Napisał
QVerde
Parę dni temu odebrałem Stelvio, które zastąpi moją dzielną 159, którą jeździłem bezproblemowo na co dzień od 12 lat - żal będzie sprzedawać. mam porównanie do giuli veloce i oczywiście Q, której używam do zabawy. i powiem wam że niestety Stelvio ... nie urywa.
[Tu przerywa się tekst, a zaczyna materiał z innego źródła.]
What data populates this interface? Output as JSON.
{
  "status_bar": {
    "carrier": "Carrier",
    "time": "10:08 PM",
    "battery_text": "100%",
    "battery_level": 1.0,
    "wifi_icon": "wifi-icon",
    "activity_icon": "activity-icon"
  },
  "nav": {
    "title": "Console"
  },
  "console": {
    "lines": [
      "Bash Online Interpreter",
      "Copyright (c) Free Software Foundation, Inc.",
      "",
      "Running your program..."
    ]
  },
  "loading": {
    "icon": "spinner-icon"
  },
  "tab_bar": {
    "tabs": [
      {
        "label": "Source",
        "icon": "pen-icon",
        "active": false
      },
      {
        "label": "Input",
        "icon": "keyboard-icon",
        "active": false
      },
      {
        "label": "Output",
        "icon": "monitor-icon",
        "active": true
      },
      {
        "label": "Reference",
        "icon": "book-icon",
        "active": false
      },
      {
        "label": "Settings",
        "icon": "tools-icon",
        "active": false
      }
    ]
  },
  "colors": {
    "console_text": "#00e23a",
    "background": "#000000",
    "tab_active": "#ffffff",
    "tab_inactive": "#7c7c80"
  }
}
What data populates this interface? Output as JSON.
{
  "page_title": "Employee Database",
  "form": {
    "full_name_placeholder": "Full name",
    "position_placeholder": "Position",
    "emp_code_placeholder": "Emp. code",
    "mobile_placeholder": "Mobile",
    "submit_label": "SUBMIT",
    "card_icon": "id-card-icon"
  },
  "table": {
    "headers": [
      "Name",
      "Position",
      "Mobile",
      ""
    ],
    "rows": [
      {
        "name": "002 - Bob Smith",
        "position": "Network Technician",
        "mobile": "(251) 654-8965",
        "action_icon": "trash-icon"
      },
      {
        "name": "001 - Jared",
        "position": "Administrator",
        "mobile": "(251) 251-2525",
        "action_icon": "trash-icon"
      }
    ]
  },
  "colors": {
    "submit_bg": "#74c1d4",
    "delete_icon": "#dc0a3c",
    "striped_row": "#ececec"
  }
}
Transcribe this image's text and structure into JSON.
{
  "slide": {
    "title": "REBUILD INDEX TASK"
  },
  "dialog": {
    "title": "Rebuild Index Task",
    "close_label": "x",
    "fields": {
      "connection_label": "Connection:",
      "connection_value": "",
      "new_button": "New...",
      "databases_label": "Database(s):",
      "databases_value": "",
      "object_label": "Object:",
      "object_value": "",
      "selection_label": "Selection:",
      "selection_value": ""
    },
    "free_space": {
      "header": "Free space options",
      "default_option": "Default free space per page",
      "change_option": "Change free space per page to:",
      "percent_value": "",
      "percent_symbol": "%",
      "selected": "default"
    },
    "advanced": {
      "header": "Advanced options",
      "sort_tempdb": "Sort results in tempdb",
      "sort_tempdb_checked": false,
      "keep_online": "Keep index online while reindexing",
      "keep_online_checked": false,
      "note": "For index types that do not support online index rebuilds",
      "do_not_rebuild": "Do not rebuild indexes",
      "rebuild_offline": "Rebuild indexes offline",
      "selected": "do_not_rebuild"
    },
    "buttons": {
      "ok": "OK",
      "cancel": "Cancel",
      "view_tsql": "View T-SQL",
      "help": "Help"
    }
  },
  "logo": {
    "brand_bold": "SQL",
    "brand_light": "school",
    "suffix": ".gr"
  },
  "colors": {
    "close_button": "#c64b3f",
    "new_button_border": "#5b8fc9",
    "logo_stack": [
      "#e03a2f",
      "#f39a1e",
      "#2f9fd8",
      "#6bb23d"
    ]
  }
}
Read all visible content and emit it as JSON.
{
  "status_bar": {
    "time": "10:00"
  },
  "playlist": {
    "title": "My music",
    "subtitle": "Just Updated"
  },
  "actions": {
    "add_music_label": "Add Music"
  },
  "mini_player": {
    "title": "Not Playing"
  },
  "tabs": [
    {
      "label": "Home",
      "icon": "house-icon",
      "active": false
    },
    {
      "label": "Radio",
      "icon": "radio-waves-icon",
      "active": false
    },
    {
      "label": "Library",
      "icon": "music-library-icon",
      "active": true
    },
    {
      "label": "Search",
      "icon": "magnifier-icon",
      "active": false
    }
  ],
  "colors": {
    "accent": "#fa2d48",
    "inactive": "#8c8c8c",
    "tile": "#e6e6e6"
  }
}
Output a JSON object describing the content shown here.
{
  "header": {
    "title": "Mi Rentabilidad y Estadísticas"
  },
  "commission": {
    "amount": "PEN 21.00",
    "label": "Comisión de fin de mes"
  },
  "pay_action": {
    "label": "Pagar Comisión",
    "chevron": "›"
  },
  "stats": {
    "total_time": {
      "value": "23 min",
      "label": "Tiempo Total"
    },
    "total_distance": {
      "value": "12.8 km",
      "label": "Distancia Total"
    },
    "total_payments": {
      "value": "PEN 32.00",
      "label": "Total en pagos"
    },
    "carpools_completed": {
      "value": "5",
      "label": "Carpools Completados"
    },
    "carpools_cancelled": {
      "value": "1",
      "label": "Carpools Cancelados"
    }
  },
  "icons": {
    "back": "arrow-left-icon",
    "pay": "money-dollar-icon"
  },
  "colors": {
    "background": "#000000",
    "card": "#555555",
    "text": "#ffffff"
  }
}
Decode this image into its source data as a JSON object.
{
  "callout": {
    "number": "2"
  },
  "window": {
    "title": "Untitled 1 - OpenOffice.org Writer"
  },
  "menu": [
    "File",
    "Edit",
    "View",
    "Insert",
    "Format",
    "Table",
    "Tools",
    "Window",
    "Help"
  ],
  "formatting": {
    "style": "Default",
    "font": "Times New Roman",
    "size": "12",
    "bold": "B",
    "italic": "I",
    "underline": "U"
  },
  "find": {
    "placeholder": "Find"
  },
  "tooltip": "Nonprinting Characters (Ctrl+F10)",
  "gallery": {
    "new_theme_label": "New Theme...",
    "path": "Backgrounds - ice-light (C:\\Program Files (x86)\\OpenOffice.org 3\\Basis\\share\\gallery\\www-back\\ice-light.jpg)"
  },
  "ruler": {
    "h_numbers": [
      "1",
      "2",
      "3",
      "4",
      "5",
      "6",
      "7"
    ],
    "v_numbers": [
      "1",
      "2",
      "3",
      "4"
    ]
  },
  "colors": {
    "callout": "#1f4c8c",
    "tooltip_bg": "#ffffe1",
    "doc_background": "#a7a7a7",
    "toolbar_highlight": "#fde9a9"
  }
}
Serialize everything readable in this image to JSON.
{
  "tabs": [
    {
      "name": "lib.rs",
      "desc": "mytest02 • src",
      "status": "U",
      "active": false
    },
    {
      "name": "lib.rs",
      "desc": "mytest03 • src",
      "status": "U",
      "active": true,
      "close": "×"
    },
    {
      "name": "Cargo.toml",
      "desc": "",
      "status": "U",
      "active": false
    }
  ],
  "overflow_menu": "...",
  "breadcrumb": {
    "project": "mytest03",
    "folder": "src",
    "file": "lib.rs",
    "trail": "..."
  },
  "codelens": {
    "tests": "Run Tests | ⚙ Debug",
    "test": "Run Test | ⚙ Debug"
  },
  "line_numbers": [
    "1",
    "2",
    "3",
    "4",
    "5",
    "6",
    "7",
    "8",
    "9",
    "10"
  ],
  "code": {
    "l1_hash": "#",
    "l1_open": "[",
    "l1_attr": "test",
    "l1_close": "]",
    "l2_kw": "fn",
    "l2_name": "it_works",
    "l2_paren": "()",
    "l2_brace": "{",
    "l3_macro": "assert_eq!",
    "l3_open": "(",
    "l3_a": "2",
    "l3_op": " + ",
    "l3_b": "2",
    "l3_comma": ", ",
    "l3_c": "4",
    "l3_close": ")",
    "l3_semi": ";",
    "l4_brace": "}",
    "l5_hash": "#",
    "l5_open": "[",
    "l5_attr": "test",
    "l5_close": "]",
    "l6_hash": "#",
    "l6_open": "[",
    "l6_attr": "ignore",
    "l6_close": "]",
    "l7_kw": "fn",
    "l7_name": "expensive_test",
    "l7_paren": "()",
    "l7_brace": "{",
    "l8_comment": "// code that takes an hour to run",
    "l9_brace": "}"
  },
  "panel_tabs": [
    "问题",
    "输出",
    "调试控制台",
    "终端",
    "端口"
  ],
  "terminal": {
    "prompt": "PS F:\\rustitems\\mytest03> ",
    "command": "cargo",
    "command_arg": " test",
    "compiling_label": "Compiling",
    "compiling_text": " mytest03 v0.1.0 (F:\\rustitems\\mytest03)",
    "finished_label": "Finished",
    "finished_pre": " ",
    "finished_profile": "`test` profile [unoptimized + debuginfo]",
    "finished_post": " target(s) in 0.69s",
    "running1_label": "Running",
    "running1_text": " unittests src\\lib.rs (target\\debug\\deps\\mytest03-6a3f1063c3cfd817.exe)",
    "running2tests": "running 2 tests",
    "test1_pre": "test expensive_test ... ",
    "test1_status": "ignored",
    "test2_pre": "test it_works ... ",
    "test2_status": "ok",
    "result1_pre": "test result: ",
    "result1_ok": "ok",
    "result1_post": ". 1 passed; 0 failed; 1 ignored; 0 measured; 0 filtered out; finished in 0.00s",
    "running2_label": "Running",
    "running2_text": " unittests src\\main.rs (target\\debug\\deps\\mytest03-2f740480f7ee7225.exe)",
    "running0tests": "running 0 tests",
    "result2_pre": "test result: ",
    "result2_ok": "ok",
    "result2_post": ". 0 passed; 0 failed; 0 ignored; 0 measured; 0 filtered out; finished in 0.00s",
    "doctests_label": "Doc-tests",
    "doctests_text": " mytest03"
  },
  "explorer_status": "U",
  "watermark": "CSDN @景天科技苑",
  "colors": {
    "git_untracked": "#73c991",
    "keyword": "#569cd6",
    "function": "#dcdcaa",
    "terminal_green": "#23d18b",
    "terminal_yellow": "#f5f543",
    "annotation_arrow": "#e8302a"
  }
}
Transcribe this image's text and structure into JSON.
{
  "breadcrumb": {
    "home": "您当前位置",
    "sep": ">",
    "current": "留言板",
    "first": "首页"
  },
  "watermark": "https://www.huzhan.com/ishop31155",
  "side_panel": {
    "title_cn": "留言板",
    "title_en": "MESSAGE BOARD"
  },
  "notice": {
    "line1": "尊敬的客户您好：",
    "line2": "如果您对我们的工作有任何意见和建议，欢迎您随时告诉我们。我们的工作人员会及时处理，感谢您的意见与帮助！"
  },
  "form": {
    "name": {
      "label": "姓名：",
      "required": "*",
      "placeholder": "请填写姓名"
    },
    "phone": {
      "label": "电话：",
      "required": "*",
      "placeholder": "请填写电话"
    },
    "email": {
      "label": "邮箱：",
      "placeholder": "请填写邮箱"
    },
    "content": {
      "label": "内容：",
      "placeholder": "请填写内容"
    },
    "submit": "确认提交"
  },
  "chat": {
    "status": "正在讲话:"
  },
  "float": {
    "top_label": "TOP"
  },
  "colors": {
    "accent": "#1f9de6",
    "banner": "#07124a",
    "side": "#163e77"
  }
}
W porównaniu do veloce to są dosyć odległe światy. stelvio wogle nie zachęca do szybkiej jazdy, nie jest tak zrywne i responsywne jak veloce, wogle nie czuć tych 5.7 do setki, przeciążeń, siedzi się jak na stołku, owszem można szybko pokonać łuk ale jakoś nie czuć frajdy z tego. od strony praktycznej - miejsca w środku jest podobnie ale jest większa na zewnątrz i manewrowanie na parkingu/w mieście trudniejsze. pewnie dla niektórych to jest oczywiste ale jak naczytałem się testów to miałem wrażenie że jest to bardziej sportowy samochód. pewnie tak jest w porównaniu do innych suvow. podsumowując (i) gdyby żona nie chciała suva to bym kupił giulie kombi/liftback, problem taki że nie produkują, (ii) jak ktoś nie potrzebuje kombi to niech bierze giulie, (iii) dla mnie osobiście SUV'y (utwierdziło mnie w tym Stelvio) to samochody służące do przemieszczania się z punktu A do B i nic ponad to. tym bardziej szkoda mi się rozstawać z moja 159.
btw - to tez jest mój pierwszy samochód z automatem: jestem przyzwyczajony do hamowania silnikiem a tutaj nie ma szans jak nie zredukuję łopatkami - sam zrzuca za wolno.